CHICAGO — Friday night at the Cell gave all baseball fans, keyboard-clacking wretches in the press box, the players on the field and the people in the dugout something they’d never seen before: A 9-3-2-6-2-5 triple play with the bases loaded. Between the Texas Rangers who hit into it and the Chicago White Sox who completed it, you can thank all sorts of people for this unique bit of baseball mayhem.

Thank Rangers first baseman Mitch Moreland for making great contact and hitting a screaming liner to right field, where Adam Eaton made a great play running it down before firing it to first base. Thank the Rangers baserunners, Ian Desmond at first base, Adrian Beltre at second, Prince Fielder at third, for playing an aggressive brand of baseball that has been paying off for the Rangers more often than not. Thank Jose Abreu for taking the ball from Eaton to get Desmond and alertly throw home, because not every first baseman is that kind of athlete. And then thank the White Sox for delivering on a thousand spring training rundown drills once they’d caught both Beltre and Fielder leaning to give us something not you or I or anybody on the field had ever seen.

Perhaps predictably, Eaton was pretty stoked after the game, while Rangers manager Jeff Banister was a bit clinical about it the morning after.

Banister couldn’t avoid seeing the play again and again, and not just in his nightmares overnight, noting, “I couldn’t help it. It was on the ‘Today’ show, on ESPN, it was on ‘Good Morning America’ …

“There’s no feel-good about that.
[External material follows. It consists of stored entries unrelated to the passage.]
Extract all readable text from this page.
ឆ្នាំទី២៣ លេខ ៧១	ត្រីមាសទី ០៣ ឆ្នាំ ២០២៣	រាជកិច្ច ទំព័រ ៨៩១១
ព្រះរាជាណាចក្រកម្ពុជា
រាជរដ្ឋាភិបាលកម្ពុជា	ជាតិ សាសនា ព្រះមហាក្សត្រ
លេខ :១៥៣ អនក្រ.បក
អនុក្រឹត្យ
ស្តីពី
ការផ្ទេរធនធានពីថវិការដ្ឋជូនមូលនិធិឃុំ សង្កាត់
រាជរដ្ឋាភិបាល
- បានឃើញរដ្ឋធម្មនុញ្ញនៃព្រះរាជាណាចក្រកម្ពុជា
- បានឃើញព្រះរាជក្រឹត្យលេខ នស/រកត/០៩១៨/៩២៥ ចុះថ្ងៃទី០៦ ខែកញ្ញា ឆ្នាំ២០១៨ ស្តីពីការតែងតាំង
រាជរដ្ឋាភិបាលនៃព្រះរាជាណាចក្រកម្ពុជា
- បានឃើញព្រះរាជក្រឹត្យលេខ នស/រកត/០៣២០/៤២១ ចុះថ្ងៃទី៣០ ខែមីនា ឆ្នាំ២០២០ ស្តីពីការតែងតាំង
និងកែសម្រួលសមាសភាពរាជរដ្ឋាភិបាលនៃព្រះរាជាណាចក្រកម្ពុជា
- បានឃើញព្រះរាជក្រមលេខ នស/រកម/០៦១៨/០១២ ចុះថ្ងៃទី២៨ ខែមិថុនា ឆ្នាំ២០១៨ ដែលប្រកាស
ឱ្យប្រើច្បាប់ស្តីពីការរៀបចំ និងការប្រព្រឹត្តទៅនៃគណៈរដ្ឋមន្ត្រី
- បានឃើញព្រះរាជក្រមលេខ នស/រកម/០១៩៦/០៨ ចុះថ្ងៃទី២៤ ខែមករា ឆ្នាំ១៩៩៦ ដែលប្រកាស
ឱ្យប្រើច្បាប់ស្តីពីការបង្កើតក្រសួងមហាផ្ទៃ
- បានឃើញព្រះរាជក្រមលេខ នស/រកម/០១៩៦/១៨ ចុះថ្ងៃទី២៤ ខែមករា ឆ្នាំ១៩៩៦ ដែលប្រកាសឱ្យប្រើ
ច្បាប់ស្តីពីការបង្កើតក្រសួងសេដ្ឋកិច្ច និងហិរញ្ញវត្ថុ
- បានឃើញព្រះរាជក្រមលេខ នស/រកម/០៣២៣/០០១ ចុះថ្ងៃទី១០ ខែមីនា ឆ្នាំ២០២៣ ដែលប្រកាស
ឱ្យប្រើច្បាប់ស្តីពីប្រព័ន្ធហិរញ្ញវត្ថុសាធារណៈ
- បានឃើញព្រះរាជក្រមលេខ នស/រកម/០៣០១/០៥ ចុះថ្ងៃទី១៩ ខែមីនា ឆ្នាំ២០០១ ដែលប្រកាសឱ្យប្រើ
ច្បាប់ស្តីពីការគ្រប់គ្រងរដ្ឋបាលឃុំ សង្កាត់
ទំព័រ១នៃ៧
We’re an aggressive baserunning ballclub. When you look at our club, we’re among the top three in baseball in bases taken by being aggressive. Sometimes with being aggressive there are, there’s a little pain that comes along with it, because there are situations where you get caught.”

Eaton was predictably exultant, exclaiming, “Besides marrying my wife and the birth of my kid, to be honest with you that’s high up there. It’s unbelievable, I’ve never had that much fun on a ball field. … I’m very confident of that — I’ve never had that much fun on a ballfield.”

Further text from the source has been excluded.